Ein pinkes Plastikpony

Gerade habe ich Wasser nachgefüllt. Keyla steht in der verbeulten Zinkwanne, während ich die Gießkanne halte. Ich sehe Leissa in ihr. Als ich meine Frau kennenlernte, war sie kaum drei Jahre älter als meine Tochter jetzt. Ein Jahr später habe ich sie zum ersten Mal geschwängert. Sie sind sich ähnlich. Ich kann erkennen, wie Keyla als Erwachsene aussehen wird. Jetzt sitzt sie wieder im Wasser und wäscht ihre Spielfiguren, die sie nachts auf einem Brett neben ihrem Bett abstellt: ein Playmobil- und ein Lego-Männchen, eine He-Man-Figur, eine Barbie und das Wunderpony, das ich ihr neulich mitgebracht habe.

Wie alle ihre Spielsachen habe ich sie auf der Halde gefunden. Ich sitze auf dem Hocker unter dem Vordach und schaue ihr zu. Sie liebt dieses Plastikpferd, ein Klumpen pinkes Plastik, kaum faustgroß, mit neonblauen Fransen als Mähne und Schweif. Eigentlich müsste ich los, Geld verdienen. Aber ich kann nicht gehen, bevor Leissa zurück ist vom Markt. Keyla flüstert dem Wunderpony etwas ins Ohr. Sie spricht immer mit ihren Figuren, sehr leise und mit verstellter Stimme. Mando machte sich immer lustig über sie, wenn er das mitbekam. Ich frage mich, ob sie ihren Bruder vermisst. Manchmal denke ich, sie redet mit ihm, wenn sie dem He-Man etwas erzählt.

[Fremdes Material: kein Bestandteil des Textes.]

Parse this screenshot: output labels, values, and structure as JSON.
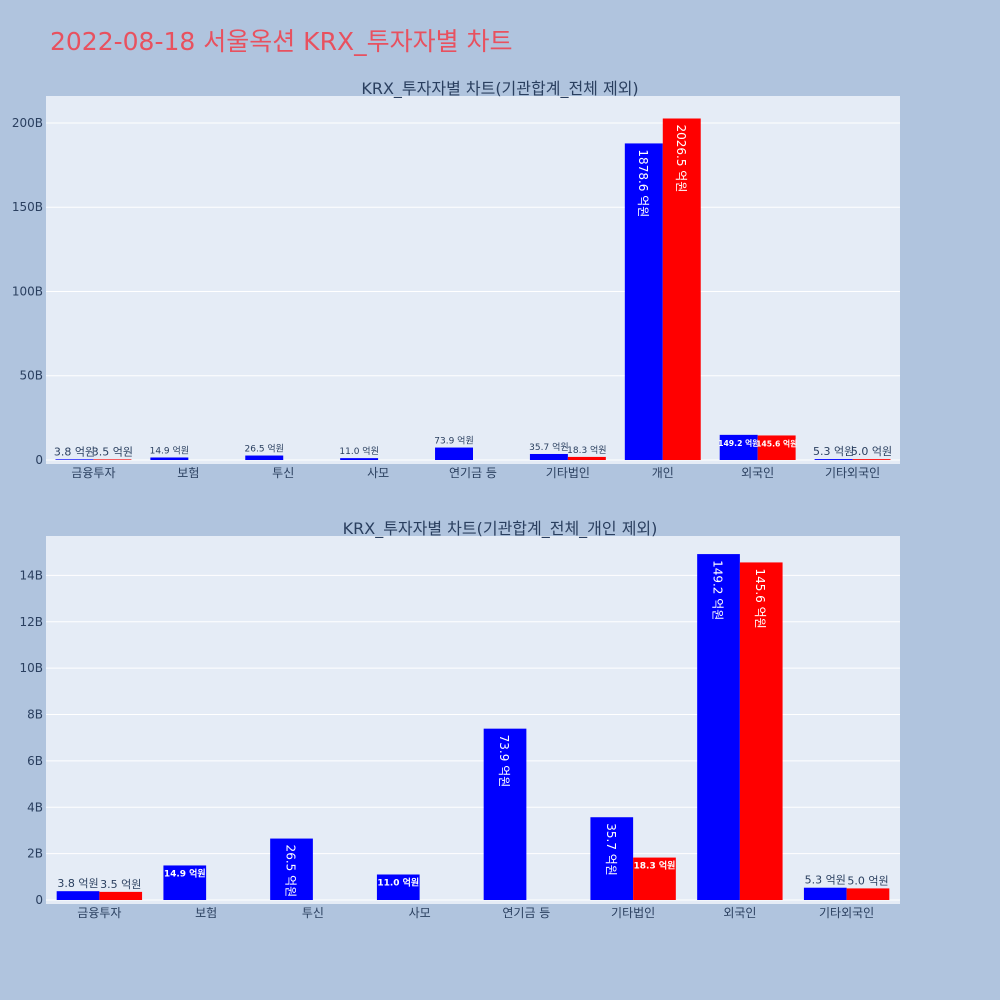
{
  "page": {
    "title": "2022-08-18 서울옥션 KRX_투자자별 차트",
    "background": "#b0c4de",
    "title_color": "#e8515f"
  },
  "colors": {
    "buy": "#0000ff",
    "sell": "#ff0000",
    "plot_bg": "#e5ecf6"
  },
  "chart_data": [
    {
      "type": "bar",
      "title": "KRX_투자자별 차트(기관합계_전체 제외)",
      "categories": [
        "금융투자",
        "보험",
        "투신",
        "사모",
        "연기금 등",
        "기타법인",
        "개인",
        "외국인",
        "기타외국인"
      ],
      "series": [
        {
          "values": [
            380000000,
            1490000000,
            2650000000,
            1100000000,
            7390000000,
            3570000000,
            187860000000,
            14920000000,
            530000000
          ],
          "labels": [
            "3.8 억원",
            "14.9 억원",
            "26.5 억원",
            "11.0 억원",
            "73.9 억원",
            "35.7 억원",
            "1878.6 억원",
            "149.2 억원",
            "5.3 억원"
          ]
        },
        {
          "values": [
            350000000,
            0,
            0,
            0,
            0,
            1830000000,
            202650000000,
            14560000000,
            500000000
          ],
          "labels": [
            "3.5 억원",
            "",
            "",
            "",
            "",
            "18.3 억원",
            "2026.5 억원",
            "145.6 억원",
            "5.0 억원"
          ]
        }
      ],
      "ylim": [
        0,
        216000000000
      ],
      "yticks": [
        0,
        50000000000,
        100000000000,
        150000000000,
        200000000000
      ],
      "ytick_labels": [
        "0",
        "50B",
        "100B",
        "150B",
        "200B"
      ],
      "xlabel": "",
      "ylabel": "",
      "grid": true
    },
    {
      "type": "bar",
      "title": "KRX_투자자별 차트(기관합계_전체_개인 제외)",
      "categories": [
        "금융투자",
        "보험",
        "투신",
        "사모",
        "연기금 등",
        "기타법인",
        "외국인",
        "기타외국인"
      ],
      "series": [
        {
          "values": [
            380000000,
            1490000000,
            2650000000,
            1100000000,
            7390000000,
            3570000000,
            14920000000,
            530000000
          ],
          "labels": [
            "3.8 억원",
            "14.9 억원",
            "26.5 억원",
            "11.0 억원",
            "73.9 억원",
            "35.7 억원",
            "149.2 억원",
            "5.3 억원"
          ]
        },
        {
          "values": [
            350000000,
            0,
            0,
            0,
            0,
            1830000000,
            14560000000,
            500000000
          ],
          "labels": [
            "3.5 억원",
            "",
            "",
            "",
            "",
            "18.3 억원",
            "145.6 억원",
            "5.0 억원"
          ]
        }
      ],
      "ylim": [
        0,
        15700000000
      ],
      "yticks": [
        0,
        2000000000,
        4000000000,
        6000000000,
        8000000000,
        10000000000,
        12000000000,
        14000000000
      ],
      "ytick_labels": [
        "0",
        "2B",
        "4B",
        "6B",
        "8B",
        "10B",
        "12B",
        "14B"
      ],
      "xlabel": "",
      "ylabel": "",
      "grid": true
    }
  ]
}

Paulo kommt ums Haus, eine Flasche Pacca in der Hand. Hey, hey, hey, ruft er, Nacktbaden im Familienkreis! Vermutlich hat er schon eine Flasche von diesem Schnaps intus. Er starrt Keyla an und sagt nach einer Weile: Na, du Hübsche, machst du dich frisch für einen Kerl? Sie weicht seinem Blick aus. Was willst du? frage ich Paulo. Er ist einer der Bosse hier in unserem Viertel und hat sich von Kindheit an mit der Faust durchgesetzt. Komm schon, lass uns zusammen trinken. Ich winke ab: Geht nicht, muss heute noch arbeiten. Im Müll rumwühlen, ja? Das geht betrunken noch besser. Er lacht gehässig. Los, trink ein Glas mit mir, sonst bin ich beleidigt.

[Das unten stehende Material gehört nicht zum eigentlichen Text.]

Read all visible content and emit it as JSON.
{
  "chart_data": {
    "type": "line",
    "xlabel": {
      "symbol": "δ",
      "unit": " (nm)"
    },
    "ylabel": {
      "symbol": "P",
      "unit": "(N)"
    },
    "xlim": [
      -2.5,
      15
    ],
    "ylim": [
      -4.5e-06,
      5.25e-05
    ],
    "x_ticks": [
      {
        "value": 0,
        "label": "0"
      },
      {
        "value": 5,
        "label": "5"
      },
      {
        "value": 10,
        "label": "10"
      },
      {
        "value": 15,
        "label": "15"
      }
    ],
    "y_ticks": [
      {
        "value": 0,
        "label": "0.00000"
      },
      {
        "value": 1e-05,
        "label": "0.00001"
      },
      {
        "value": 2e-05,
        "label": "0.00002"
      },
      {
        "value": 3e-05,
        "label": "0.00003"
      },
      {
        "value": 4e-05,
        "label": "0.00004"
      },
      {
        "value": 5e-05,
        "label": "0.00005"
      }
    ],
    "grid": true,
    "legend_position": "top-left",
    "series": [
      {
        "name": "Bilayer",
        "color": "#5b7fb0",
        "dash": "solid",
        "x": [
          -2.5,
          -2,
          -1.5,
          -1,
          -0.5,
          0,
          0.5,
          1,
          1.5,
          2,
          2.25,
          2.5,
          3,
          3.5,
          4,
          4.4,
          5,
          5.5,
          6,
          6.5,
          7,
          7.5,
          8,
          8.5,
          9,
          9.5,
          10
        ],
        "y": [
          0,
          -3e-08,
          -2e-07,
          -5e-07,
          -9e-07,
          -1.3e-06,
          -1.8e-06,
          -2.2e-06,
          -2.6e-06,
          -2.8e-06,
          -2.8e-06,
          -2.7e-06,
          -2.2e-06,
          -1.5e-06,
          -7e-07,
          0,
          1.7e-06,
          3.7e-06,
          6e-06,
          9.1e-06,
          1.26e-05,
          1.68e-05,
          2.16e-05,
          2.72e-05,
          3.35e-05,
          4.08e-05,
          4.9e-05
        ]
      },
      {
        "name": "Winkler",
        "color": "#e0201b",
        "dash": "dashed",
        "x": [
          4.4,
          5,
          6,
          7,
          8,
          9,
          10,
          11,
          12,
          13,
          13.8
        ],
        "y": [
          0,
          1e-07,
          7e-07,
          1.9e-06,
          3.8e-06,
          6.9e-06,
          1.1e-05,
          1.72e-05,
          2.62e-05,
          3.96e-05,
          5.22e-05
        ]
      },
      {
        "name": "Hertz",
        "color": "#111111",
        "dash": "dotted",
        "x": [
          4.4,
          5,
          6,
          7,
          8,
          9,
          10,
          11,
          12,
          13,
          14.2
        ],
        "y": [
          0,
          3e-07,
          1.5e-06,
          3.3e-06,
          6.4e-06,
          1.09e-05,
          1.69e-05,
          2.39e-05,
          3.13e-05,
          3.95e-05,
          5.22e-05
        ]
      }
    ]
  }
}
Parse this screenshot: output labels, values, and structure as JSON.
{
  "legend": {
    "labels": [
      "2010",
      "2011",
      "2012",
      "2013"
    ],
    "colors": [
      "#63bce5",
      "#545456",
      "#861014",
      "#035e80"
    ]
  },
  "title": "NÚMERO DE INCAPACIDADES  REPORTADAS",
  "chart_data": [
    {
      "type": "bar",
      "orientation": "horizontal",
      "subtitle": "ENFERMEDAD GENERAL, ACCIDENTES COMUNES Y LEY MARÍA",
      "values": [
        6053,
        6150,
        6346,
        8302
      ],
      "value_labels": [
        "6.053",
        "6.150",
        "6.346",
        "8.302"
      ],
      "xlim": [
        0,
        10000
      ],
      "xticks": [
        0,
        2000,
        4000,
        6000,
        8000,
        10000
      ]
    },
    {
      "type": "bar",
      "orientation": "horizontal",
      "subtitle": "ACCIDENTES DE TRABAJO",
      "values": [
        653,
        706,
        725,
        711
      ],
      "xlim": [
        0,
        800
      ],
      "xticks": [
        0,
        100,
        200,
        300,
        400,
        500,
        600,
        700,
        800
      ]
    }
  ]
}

Es ist besser ihm nicht zu widersprechen. Also gehe ich hinein, um Gläser und Wasser zum Verdünnen zu holen. Bring Eis mit, ruft er. Haben wir nicht, antworte ich. Durch die Küchenluke sehe ich, dass er meinen Hocker genommen und dicht an die Wanne gerückt hat. Keyla hat die Position gewechselt und wendet ihm den Rücken zu. Ich nehme mir den Küchenstuhl mit nach draußen. Paulo trägt eines dieser weißen Unterhemden mit breiten Trägern und helle Cargoshorts. Auf seinem rechten Oberarm ein tätowierter Teufel mit Hörner, Hufen, Schweif und einem langen, harten Penis.

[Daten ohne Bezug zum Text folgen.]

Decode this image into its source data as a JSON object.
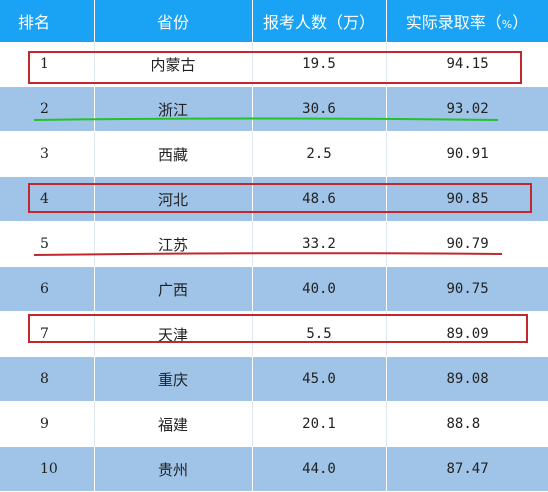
{
  "headers": {
    "rank": "排名",
    "province": "省份",
    "applicants": "报考人数（万）",
    "rate_main": "实际录取率（",
    "rate_pct": "%",
    "rate_close": "）"
  },
  "rows": [
    {
      "rank": "1",
      "province": "内蒙古",
      "applicants": "19.5",
      "rate": "94.15"
    },
    {
      "rank": "2",
      "province": "浙江",
      "applicants": "30.6",
      "rate": "93.02"
    },
    {
      "rank": "3",
      "province": "西藏",
      "applicants": "2.5",
      "rate": "90.91"
    },
    {
      "rank": "4",
      "province": "河北",
      "applicants": "48.6",
      "rate": "90.85"
    },
    {
      "rank": "5",
      "province": "江苏",
      "applicants": "33.2",
      "rate": "90.79"
    },
    {
      "rank": "6",
      "province": "广西",
      "applicants": "40.0",
      "rate": "90.75"
    },
    {
      "rank": "7",
      "province": "天津",
      "applicants": "5.5",
      "rate": "89.09"
    },
    {
      "rank": "8",
      "province": "重庆",
      "applicants": "45.0",
      "rate": "89.08"
    },
    {
      "rank": "9",
      "province": "福建",
      "applicants": "20.1",
      "rate": "88.8"
    },
    {
      "rank": "10",
      "province": "贵州",
      "applicants": "44.0",
      "rate": "87.47"
    }
  ],
  "colors": {
    "header_bg": "#1aa3f5",
    "stripe_bg": "#9fc4e8",
    "highlight_box": "#c0282d",
    "green_underline": "#22c22a",
    "red_underline": "#c0282d"
  }
}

Ich halte ihm die Gläser hin, und er schenkt ein. Während er Wasser hinzugibt, schütte ich ein bisschen vom Schnaps aus. Er prostet mir zu. Ich nippe an meinem Glas. Los, Keyla, sag ich, geh rein und zieh dich an, es ist spät. Nein, nein, sagt Paulo, bleib noch. Steh doch mal auf, damit dich der Onkel anschauen kann. Ich greife das Tuch vom Haken an der Wand und reiche es ihr. Wie alt bist du? Zwölf? Dreizehn? Keyla hat sich in das Laken gewickelt und sammelt ihre Figuren ein. Sie wird in drei Wochen dreizehn, sage ich. Er hat die Linke in der Hosentasche, und es sieht so aus, als würde er an seinem Glied rummachen.

Pass auf, setzt er an, ich sag dir jetzt was. Er leert das Glas in einem Zug und schenkt sich nach. Nächstes Jahr, wenn sie vierzehn ist, nehm ich sie dir ab. Ich geb dir, sagen wir, fünftausend für das Mädchen. Und wenn sie sechzehn ist, heirate ich sie sogar. Ist das ein Deal? Ich höre Keyla in ihrem Zimmer, sie singt einen Schlager, der zurzeit ständig im Radio läuft. Paulo wird sie sich nehmen, ob ich auf sein Angebot eingehe oder nicht. Ich werde ihn töten müssen.